“Tú, malvado, nos arrancas la vida presente; pero, cuando hayamos muerto por su ley, el rey del universo nos resucitará para una vida eterna”. Así interpela al rey Antíoco IV Epífanes uno de los siete hermanos que fueron condenados a muerte por aquel tirano que pretendía hacerlos renegar de su fe (2 Mac 7,1-2.9-14).
Como se ve, el texto contiene varias contraposiciones. Por un lado aparece un rey temporal, mientras que el joven pone su confianza en el Rey celestial. El primero impone un decreto de muerte, mientras que Dios ofrece su ley de vida. Antíoco condena a muerte a los creyentes, pero el Señor resucita a sus fieles para la vida eterna.
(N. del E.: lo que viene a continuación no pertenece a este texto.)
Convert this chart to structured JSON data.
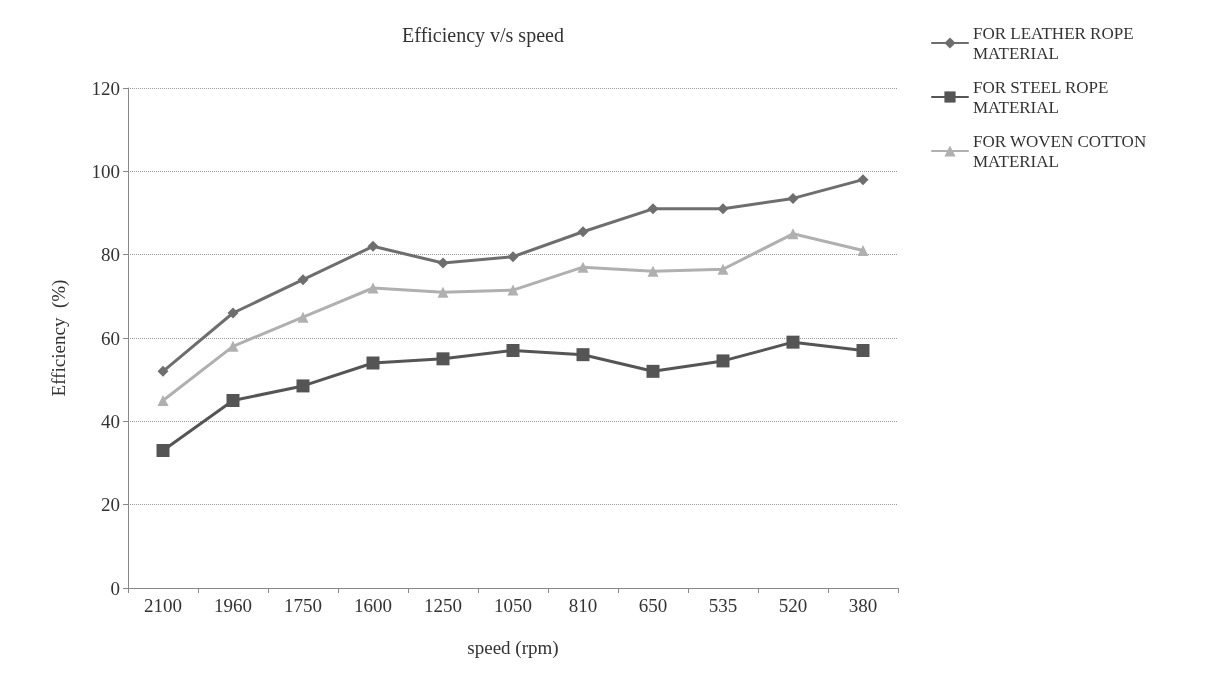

En el salmo 16 esa certeza se manifiesta como una confesión de fe y un grito de esperanza: “A la sombra de tus alas escóndeme. Yo con mi apelación vengo a tu presencia, y al despertar me saciaré de tu semblante”.
Y, por otra parte, san Pablo recuerda a los fieles de Tesalónica que el Padre nos ha amado y nos ha regalado un consuelo permanente y una gran esperanza. Amar a Dios y esperar en Cristo: esa es la respuesta del creyente (2 Tes 2,15-3.5).
LA MUERTE Y LA VIDA
El evangelio de este domingo 32 del tiempo ordinario retoma la idea de la resurrección, tan discutida en tiempos de Jesús. Sabemos que los fariseos la admitían. Y también la admitía Marta, la hermana de Lázaro. Pero, a pesar de que ya había entrado en la conciencia del pueblo en la época de los Macabeos, los saduceos seguían rechazándola.
Pues bien, unos saduceos se acercan a Jesús y le cuentan la leyenda de una mujer que había tenido siete maridos. Su relato recuerda lo que se atribuía a Sara, la joven destinada a convertirse en la esposa de Tobías (Tob 7,11). Los saduceos preguntan cuál de aquellos hombres sería el verdadero esposo de la mujer que se había casado con todos ellos.
Jesús responde afirmando que la vida temporal está condicionada por la muerte. La caducidad humana impone la reproducción. Pero en la vida futura, libre ya de la muerte, no es necesario el matrimonio. “Los que sean juzgados dignos de la vida futura y de la resurrección de entre los muertos no se casarán, pues ya no pueden morir, son como ángeles”.
Es más, Jesús añade que “son hijos de Dios porque participan en la resurrección”. Por tanto, parece que el ser hijos de Dios no es un punto de partida, sino el final de un camino de fe, de esperanza y de amor.
DIOS DE VIVOS
Pero ¿cómo puede explicar Jesús esta convicción a los que están acostumbrados a leer las Escrituras? Imitando las discusiones habituales entre ellos, Jesús afirma que la fe en la resurrección se apoya en los relatos sobre los antiguos patriarcas. Basta recordar que Dios es el Señor de Abrahán, de Isaac y de Jacob. De esa memoria colectiva se deducen dos certezas:
• “Dios no es Dios de muertos, sino de vivos”. La afirmación sobre el destino del hombre depende de la afirmación sobre Dios. Dios nos ha creado para la vida. Para esa vida que brota de él y que ha de culminar en él. Sin embargo, la pregunta sobre lo que el hombre es y lo que va a ser de él difícilmente se podrá responder si se ignora a Dios.
• “Para Dios todos están vivos”. Conocemos los ritos funerarios de muchas culturas antiguas y actuales. En todos ellos se refleja el amor que une a los vivos con sus difuntos. Si amamos a una persona deseamos mantenerla en vida. La fe nos dice que Dios es amor. Nos ha creado por amor y su amor nos mantiene en vida para siempre junto a él.